China seeks Portugal’s backing in opposing politicising of Covid-19 probe

China is reported to be ‘seeking Portugal’s support’ in opposing what it sees as the ‘politicising’ of the search for the new coronavirus’ origins.

As a number of countries – the UK and United States being perhaps two of the most significant – don’t appear to have accepted the conclusions of the first World Health Organisation investigation into how Covid-19 came into being, China’s foreign minister Wang Yi has reportedly ‘held a virtual meeting’ with his Lisbon-based counterpart Augusto Santos Silva to say “he hopes the two nations can jointly oppose political manipulation of coronavirus origin tracing”.

A statement released by Mr Wang said: “(We) hope we can jointly oppose political manipulation of the coronavirus origin tracing, urge against any ‘political virus’ and safeguard the overall situation of solidarity against the pandemic”.

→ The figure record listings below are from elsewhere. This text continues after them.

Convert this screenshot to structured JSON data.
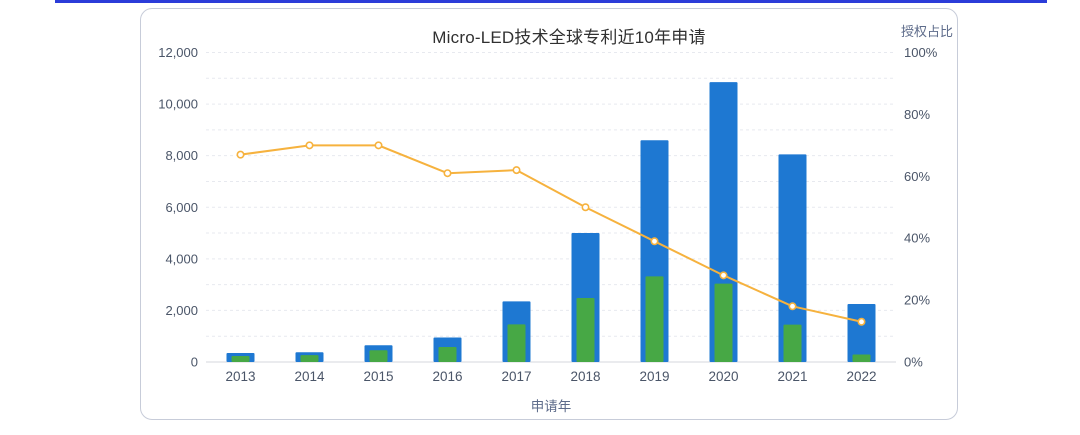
{
  "page": {
    "accent_line_color": "#2b3cd9",
    "card_border_color": "#c7ccd9",
    "background_color": "#ffffff"
  },
  "chart_data": {
    "type": "bar",
    "combo": "bar+line",
    "title": "Micro-LED技术全球专利近10年申请",
    "xlabel": "申请年",
    "right_axis_title": "授权占比",
    "grid": "dashed horizontal, minor step 1000",
    "legend": "none visible",
    "categories": [
      "2013",
      "2014",
      "2015",
      "2016",
      "2017",
      "2018",
      "2019",
      "2020",
      "2021",
      "2022"
    ],
    "series": [
      {
        "id": "applications-bar",
        "type": "bar",
        "color": "#1e78d2",
        "values": [
          350,
          380,
          650,
          950,
          2350,
          5000,
          8600,
          10850,
          8050,
          2250
        ]
      },
      {
        "id": "grants-bar",
        "type": "bar",
        "color": "#47a845",
        "values": [
          235,
          266,
          455,
          580,
          1460,
          2480,
          3320,
          3040,
          1450,
          293
        ]
      },
      {
        "id": "grant-ratio-line",
        "name": "授权占比",
        "type": "line",
        "axis": "right",
        "color": "#f6b23e",
        "values": [
          67,
          70,
          70,
          61,
          62,
          50,
          39,
          28,
          18,
          13
        ]
      }
    ],
    "left_axis": {
      "min": 0,
      "max": 12000,
      "tick_step": 2000,
      "minor_step": 1000,
      "tick_labels": [
        "0",
        "2,000",
        "4,000",
        "6,000",
        "8,000",
        "10,000",
        "12,000"
      ],
      "label_color": "#4a5568"
    },
    "right_axis": {
      "min": 0,
      "max": 100,
      "tick_step": 20,
      "tick_labels": [
        "0%",
        "20%",
        "40%",
        "60%",
        "80%",
        "100%"
      ],
      "label_color": "#4a5568"
    },
    "x_axis": {
      "label_color": "#4a5568",
      "line_color": "#d4d7de"
    }
  }
}
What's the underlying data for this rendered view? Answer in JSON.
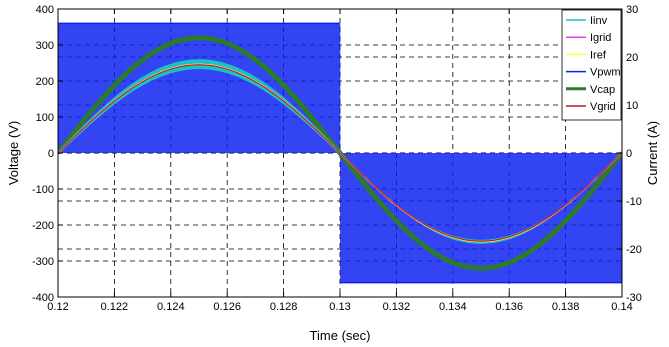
{
  "chart_data": {
    "type": "line",
    "xlabel": "Time (sec)",
    "ylabel_left": "Voltage (V)",
    "ylabel_right": "Current (A)",
    "xlim": [
      0.12,
      0.14
    ],
    "ylim_left": [
      -400,
      400
    ],
    "ylim_right": [
      -30,
      30
    ],
    "x_ticks": [
      "0.12",
      "0.122",
      "0.124",
      "0.126",
      "0.128",
      "0.13",
      "0.132",
      "0.134",
      "0.136",
      "0.138",
      "0.14"
    ],
    "y_ticks_left": [
      "-400",
      "-300",
      "-200",
      "-100",
      "0",
      "100",
      "200",
      "300",
      "400"
    ],
    "y_ticks_right": [
      "-30",
      "-20",
      "-10",
      "0",
      "10",
      "20",
      "30"
    ],
    "grid": "dashed",
    "legend_position": "top-right",
    "waveform": {
      "period_sec": 0.02,
      "phase_start_sec": 0.12,
      "vpwm_amplitude_V": 360,
      "vcap_amplitude_V": 320,
      "vgrid_amplitude_V": 245,
      "iinv_amplitude_A": 18.5,
      "iinv_ripple_A": 1.2,
      "igrid_amplitude_A": 18.5,
      "iref_amplitude_A": 18.5
    },
    "series": [
      {
        "name": "Iinv",
        "color": "#17c3c9",
        "axis": "right"
      },
      {
        "name": "Igrid",
        "color": "#e040e0",
        "axis": "right"
      },
      {
        "name": "Iref",
        "color": "#ffff40",
        "axis": "right"
      },
      {
        "name": "Vpwm",
        "color": "#0b1ff0",
        "axis": "left"
      },
      {
        "name": "Vcap",
        "color": "#2c7a2c",
        "axis": "left"
      },
      {
        "name": "Vgrid",
        "color": "#cc1515",
        "axis": "left"
      }
    ]
  }
}
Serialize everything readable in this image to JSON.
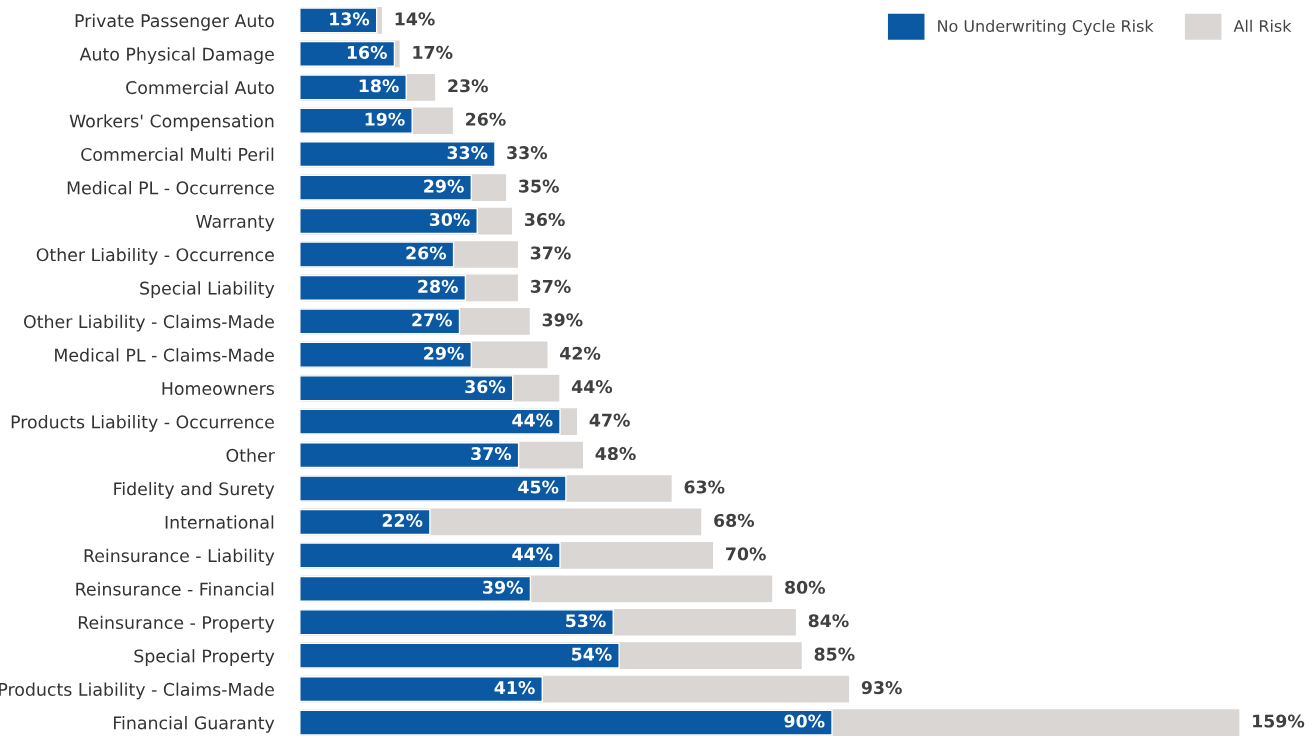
{
  "chart_data": {
    "type": "bar",
    "orientation": "horizontal",
    "stacked": false,
    "legend": "top right",
    "categories": [
      "Private Passenger Auto",
      "Auto Physical Damage",
      "Commercial Auto",
      "Workers' Compensation",
      "Commercial Multi Peril",
      "Medical PL - Occurrence",
      "Warranty",
      "Other Liability - Occurrence",
      "Special Liability",
      "Other Liability - Claims-Made",
      "Medical PL - Claims-Made",
      "Homeowners",
      "Products Liability - Occurrence",
      "Other",
      "Fidelity and Surety",
      "International",
      "Reinsurance - Liability",
      "Reinsurance - Financial",
      "Reinsurance - Property",
      "Special Property",
      "Products Liability - Claims-Made",
      "Financial Guaranty"
    ],
    "series": [
      {
        "name": "No Underwriting Cycle Risk",
        "color": "#0b58a3",
        "values": [
          13,
          16,
          18,
          19,
          33,
          29,
          30,
          26,
          28,
          27,
          29,
          36,
          44,
          37,
          45,
          22,
          44,
          39,
          53,
          54,
          41,
          90
        ],
        "value_labels": [
          "13%",
          "16%",
          "18%",
          "19%",
          "33%",
          "29%",
          "30%",
          "26%",
          "28%",
          "27%",
          "29%",
          "36%",
          "44%",
          "37%",
          "45%",
          "22%",
          "44%",
          "39%",
          "53%",
          "54%",
          "41%",
          "90%"
        ]
      },
      {
        "name": "All Risk",
        "color": "#d9d6d3",
        "values": [
          14,
          17,
          23,
          26,
          33,
          35,
          36,
          37,
          37,
          39,
          42,
          44,
          47,
          48,
          63,
          68,
          70,
          80,
          84,
          85,
          93,
          159
        ],
        "value_labels": [
          "14%",
          "17%",
          "23%",
          "26%",
          "33%",
          "35%",
          "36%",
          "37%",
          "37%",
          "39%",
          "42%",
          "44%",
          "47%",
          "48%",
          "63%",
          "68%",
          "70%",
          "80%",
          "84%",
          "85%",
          "93%",
          "159%"
        ]
      }
    ]
  }
}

This was followed by something of a sweetener in which Mr Wang “added that China supported Portugal in performing a bigger role in international affairs, and would support more Chinese enterprises to invest in the country , and allow the countries’ relationships to bring greater economic benefits”.

The virtual meeting does not seem to have been reported by European media.

News of it appeared in the South China Morning Post on Friday evening (European time).

The paper stressed that Mr Wang said “the sanctions imposed by the European Union on China over alleged human rights violations in Xinjiang were not conducive to good ties between China and Europe”.

According to the Chinese statement, Augusto Santos Silva delivered a suitably inscrutable response to Mr Wang’s diplomatic approach. 

Portugal’s minister of foreign affairs is quoted as saying: “Science and politics should be separated; origin tracing is for a better future instead of aiming to target or blame certain countries. Portugal supports investigations that uphold science and professionalism, and is against any politicising of such work”.

The South China Morning Post went on, with: “Although Portugal’s clout in Europe may be limited by its relatively small economy, it has been viewed by Beijing as one of the easier EU member countries to work with, at a time when China’s ties with the EU have soured over human rights issues and the related stalling this year of the EU-China Comprehensive Agreement on Investment.

“The Portuguese government has said it does not see China as a threat. It has also been less forceful about human rights than some bigger EU members, and last year complained after George Glass, then the US ambassador to Portugal, said Lisbon must choose between the United States and China, or risk the consequences. Yet Silva has also rejected suggestions that Lisbon was a “special friend of China”.

This could be the part of the statement that prompted the European media ‘blank’. Portugal has a history of ‘running with the hare and hunting with the hounds’ – and the government may not consider this to be the opportune moment to add to it.

The Chinese statement nonetheless ended with: “In 2017, Chinese investment in Portugal totalled US$4.4 billion, more than three times the US$1.3 billion from the US, according to Organisation for Economic Cooperation and Development figures cited by the European Think-tank Network on China”.

The message is loud and clear. It followed China’s ‘rejection’ on Thursday of the World Health Organisation “plan for a second phase of investigation into the origins of the new coronavirus, which includes the hypothesis that the virus could have escaped from a Chinese laboratory”.

Complementing the South China Morning Post story was a much longer statement published on the official page of the Ministry of Foreign Affairs of the People’s Republic of China in which it appears that Augusto Santos Silva has expressed Portugal’s willingness to “cooperate with China on vaccines”.

He guaranteed, said the ministry, that the Portuguese market “will always be open to Chinese enterprises…He hopes to further cement the ties between the two sides in the post-COVID era and deepen bilateral cooperation… Portugal is willing to enhance coordination and cooperation with China in international affairs”.